There are two primary interfaces in COM today, the vtable interface found in C++ environments, and automation (formerly called dispinterface) in the Visual Basic world. While C++ is definitely the more complex of the two, C++ developers would have a difficult time giving up the control and robustness the language offers them in an object-oriented environment. Relying on constructs such as pointers, and without "garbage collection" facilities such as those found in Java, C++ is also perhaps more prone to errors for any but the most meticulous of programmers. However, Microsoft is working to make the C++ programming environment a more pleasurable experience via its next iteration of the COM environment -- COM+.

COM tomorrow: COM+

Throughout the remainder of 1998 and stretching into 1999, COM and the Microsoft Transaction Server (MTS) will evolve into a more homogeneous entity called COM+. The goal of this language-neutral component model is to make COM development easier.

COM+ will give COM development some of the advantages found in a language-specific component development environment. The goal: No matter what language or tool a developer uses, they will only have to write a class -- no class factory or type library creation will be necessary. The rest will be provided in the COM+ runtime. The idea here is to off-load the entire infrastructure concerns onto the system and out of the application. COM+ is designed to preserve all existing investments in COM while providing an environment that requires less coding, therefore increasing productivity. Users must define and provide the meta data and the methods, but COM+ is designed to provide all of the "housekeeping" chores.

The COM+ philosophy is this: write your logic; add annotations (set attributes); the run-time handles all the "grungy stuff"; and interceptors can add value later on.

A key concept in COM+ is interception, which is found in the runtime.
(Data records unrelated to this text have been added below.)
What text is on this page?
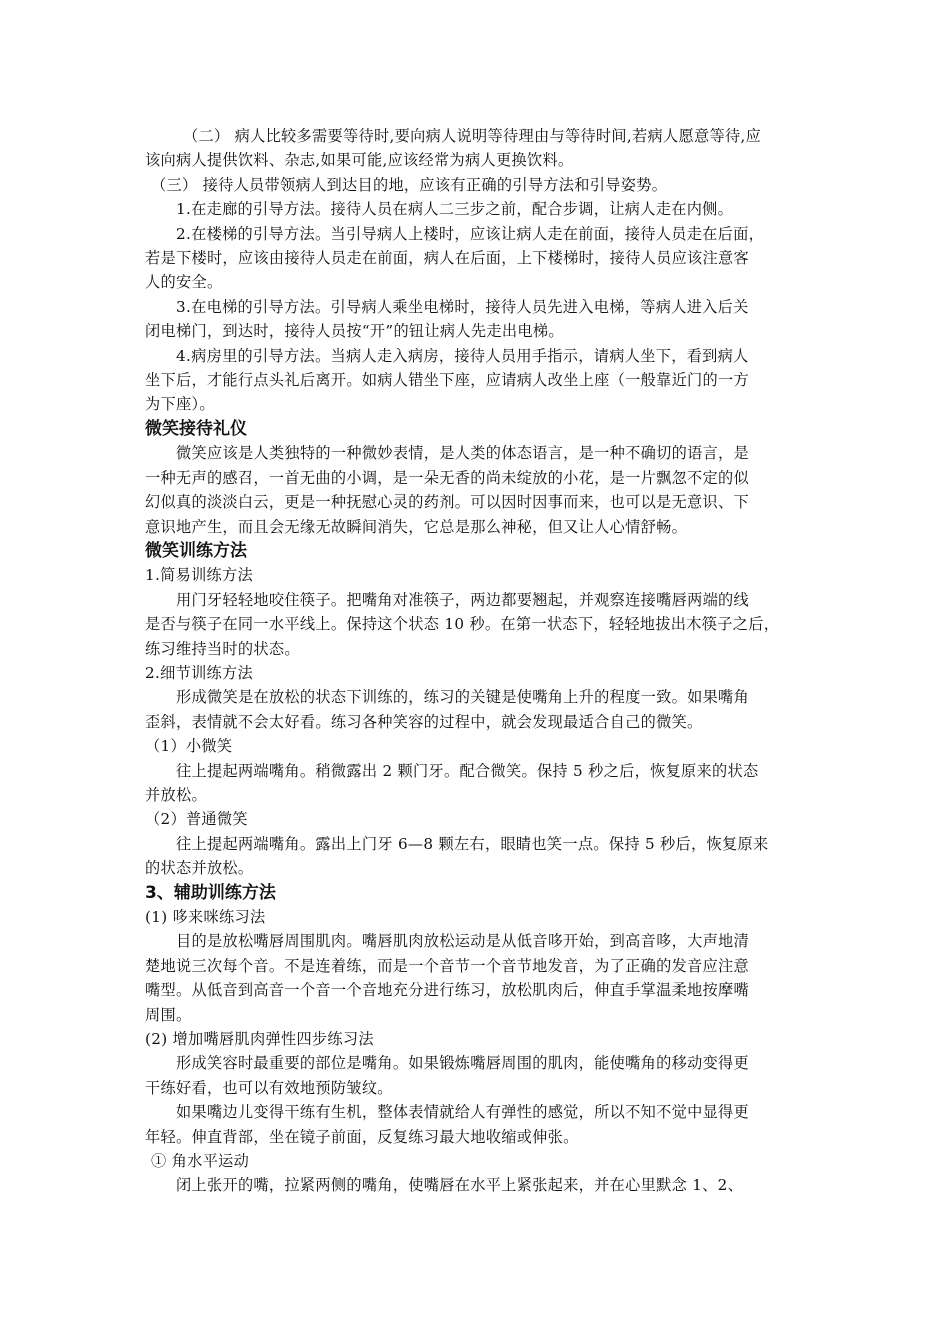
（二） 病人比较多需要等待时,要向病人说明等待理由与等待时间,若病人愿意等待,应

该向病人提供饮料、杂志,如果可能,应该经常为病人更换饮料。

（三） 接待人员带领病人到达目的地，应该有正确的引导方法和引导姿势。

1.在走廊的引导方法。接待人员在病人二三步之前，配合步调，让病人走在内侧。

2.在楼梯的引导方法。当引导病人上楼时，应该让病人走在前面，接待人员走在后面，

若是下楼时，应该由接待人员走在前面，病人在后面，上下楼梯时，接待人员应该注意客

人的安全。

3.在电梯的引导方法。引导病人乘坐电梯时，接待人员先进入电梯，等病人进入后关

闭电梯门，到达时，接待人员按“开”的钮让病人先走出电梯。

4.病房里的引导方法。当病人走入病房，接待人员用手指示，请病人坐下，看到病人

坐下后，才能行点头礼后离开。如病人错坐下座，应请病人改坐上座（一般靠近门的一方

为下座）。

微笑接待礼仪

微笑应该是人类独特的一种微妙表情，是人类的体态语言，是一种不确切的语言，是

一种无声的感召，一首无曲的小调，是一朵无香的尚未绽放的小花，是一片飘忽不定的似

幻似真的淡淡白云，更是一种抚慰心灵的药剂。可以因时因事而来，也可以是无意识、下

意识地产生，而且会无缘无故瞬间消失，它总是那么神秘，但又让人心情舒畅。

微笑训练方法

1.简易训练方法

用门牙轻轻地咬住筷子。把嘴角对准筷子，两边都要翘起，并观察连接嘴唇两端的线

是否与筷子在同一水平线上。保持这个状态 10 秒。在第一状态下，轻轻地拔出木筷子之后，

练习维持当时的状态。

2.细节训练方法

形成微笑是在放松的状态下训练的，练习的关键是使嘴角上升的程度一致。如果嘴角

歪斜，表情就不会太好看。练习各种笑容的过程中，就会发现最适合自己的微笑。

（1）小微笑

往上提起两端嘴角。稍微露出 2 颗门牙。配合微笑。保持 5 秒之后，恢复原来的状态

并放松。

（2）普通微笑

往上提起两端嘴角。露出上门牙 6—8 颗左右，眼睛也笑一点。保持 5 秒后，恢复原来

的状态并放松。

3、辅助训练方法

(1) 哆来咪练习法

目的是放松嘴唇周围肌肉。嘴唇肌肉放松运动是从低音哆开始，到高音哆，大声地清

楚地说三次每个音。不是连着练，而是一个音节一个音节地发音，为了正确的发音应注意

嘴型。从低音到高音一个音一个音地充分进行练习，放松肌肉后，伸直手掌温柔地按摩嘴

周围。

(2) 增加嘴唇肌肉弹性四步练习法

形成笑容时最重要的部位是嘴角。如果锻炼嘴唇周围的肌肉，能使嘴角的移动变得更

干练好看，也可以有效地预防皱纹。

如果嘴边儿变得干练有生机，整体表情就给人有弹性的感觉，所以不知不觉中显得更

年轻。伸直背部，坐在镜子前面，反复练习最大地收缩或伸张。

① 角水平运动

闭上张开的嘴，拉紧两侧的嘴角，使嘴唇在水平上紧张起来，并在心里默念 1、2、
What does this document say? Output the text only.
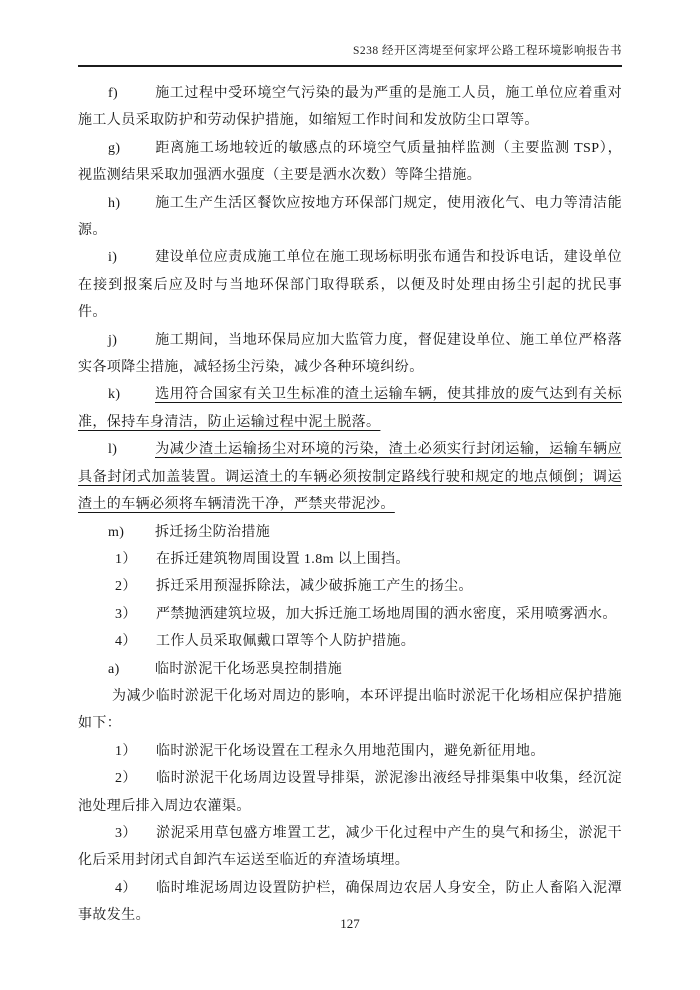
S238 经开区湾堤至何家坪公路工程环境影响报告书

f)	施工过程中受环境空气污染的最为严重的是施工人员，施工单位应着重对施工人员采取防护和劳动保护措施，如缩短工作时间和发放防尘口罩等。

g) 距离施工场地较近的敏感点的环境空气质量抽样监测（主要监测 TSP），视监测结果采取加强洒水强度（主要是洒水次数）等降尘措施。

h) 施工生产生活区餐饮应按地方环保部门规定，使用液化气、电力等清洁能源。

i)	建设单位应责成施工单位在施工现场标明张布通告和投诉电话，建设单位在接到报案后应及时与当地环保部门取得联系，以便及时处理由扬尘引起的扰民事件。

j)	施工期间，当地环保局应加大监管力度，督促建设单位、施工单位严格落实各项降尘措施，减轻扬尘污染，减少各种环境纠纷。

k) 选用符合国家有关卫生标准的渣土运输车辆，使其排放的废气达到有关标准，保持车身清洁，防止运输过程中泥土脱落。

l)	为减少渣土运输扬尘对环境的污染，渣土必须实行封闭运输，运输车辆应具备封闭式加盖装置。调运渣土的车辆必须按制定路线行驶和规定的地点倾倒；调运渣土的车辆必须将车辆清洗干净，严禁夹带泥沙。

m) 拆迁扬尘防治措施

1） 在拆迁建筑物周围设置 1.8m 以上围挡。

2） 拆迁采用预湿拆除法，减少破拆施工产生的扬尘。

3） 严禁抛洒建筑垃圾，加大拆迁施工场地周围的洒水密度，采用喷雾洒水。

4） 工作人员采取佩戴口罩等个人防护措施。

a)	临时淤泥干化场恶臭控制措施

为减少临时淤泥干化场对周边的影响，本环评提出临时淤泥干化场相应保护措施如下：

1） 临时淤泥干化场设置在工程永久用地范围内，避免新征用地。

2） 临时淤泥干化场周边设置导排渠，淤泥渗出液经导排渠集中收集，经沉淀池处理后排入周边农灌渠。

3） 淤泥采用草包盛方堆置工艺，减少干化过程中产生的臭气和扬尘，淤泥干化后采用封闭式自卸汽车运送至临近的弃渣场填埋。

4） 临时堆泥场周边设置防护栏，确保周边农居人身安全，防止人畜陷入泥潭事故发生。

127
Interceptors -- actually a form of attribute-based programming -- allow for automatic behavior via runtime extensions. Different interceptors are required for different services, such as transactional objects, for example. Extensible services provided in the COM+ environment include support for transactions, server infrastructure, administration and security. COM+, in effect, is designed to build on the core COM environment while providing a backbone to Microsoft's DNA and extending the Component Services Model. However, developers should be aware that interception interfaces will not be exposed until the 1999 timeframe. The first iteration of COM+ is scheduled to be released very shortly.

Dave Reed, general manager, COM technologies at Microsoft, recently gave a conference audience a preview of things to come. Over the next several months the COM platform will provide queued request services, loosely coupled event services and load balancing -- all critical features for Microsoft to play successfully in the mission-critical world. The event services, for example, will use a dynamic publish/ subscribe methodology that will look syntactically like calling a method on COM.

In answer to users' concerns about vendor lock-in, Reed pointed out that Microsoft will directly license and support COM on non-Microsoft systems. He was also happy to provide a list of systems integrators that will support COM on Unix. Included on the list were Andersen Consulting, KPMG, EDS and Vanstar. SGI currently licenses COM across its systems, as does Digital (recently purchased by Compaq), Hewlett-Packard and Siemens-Nixdorf. But will these kinds of overtures help convince users that Microsoft is not the Evil Proprietary Empire? Time will tell.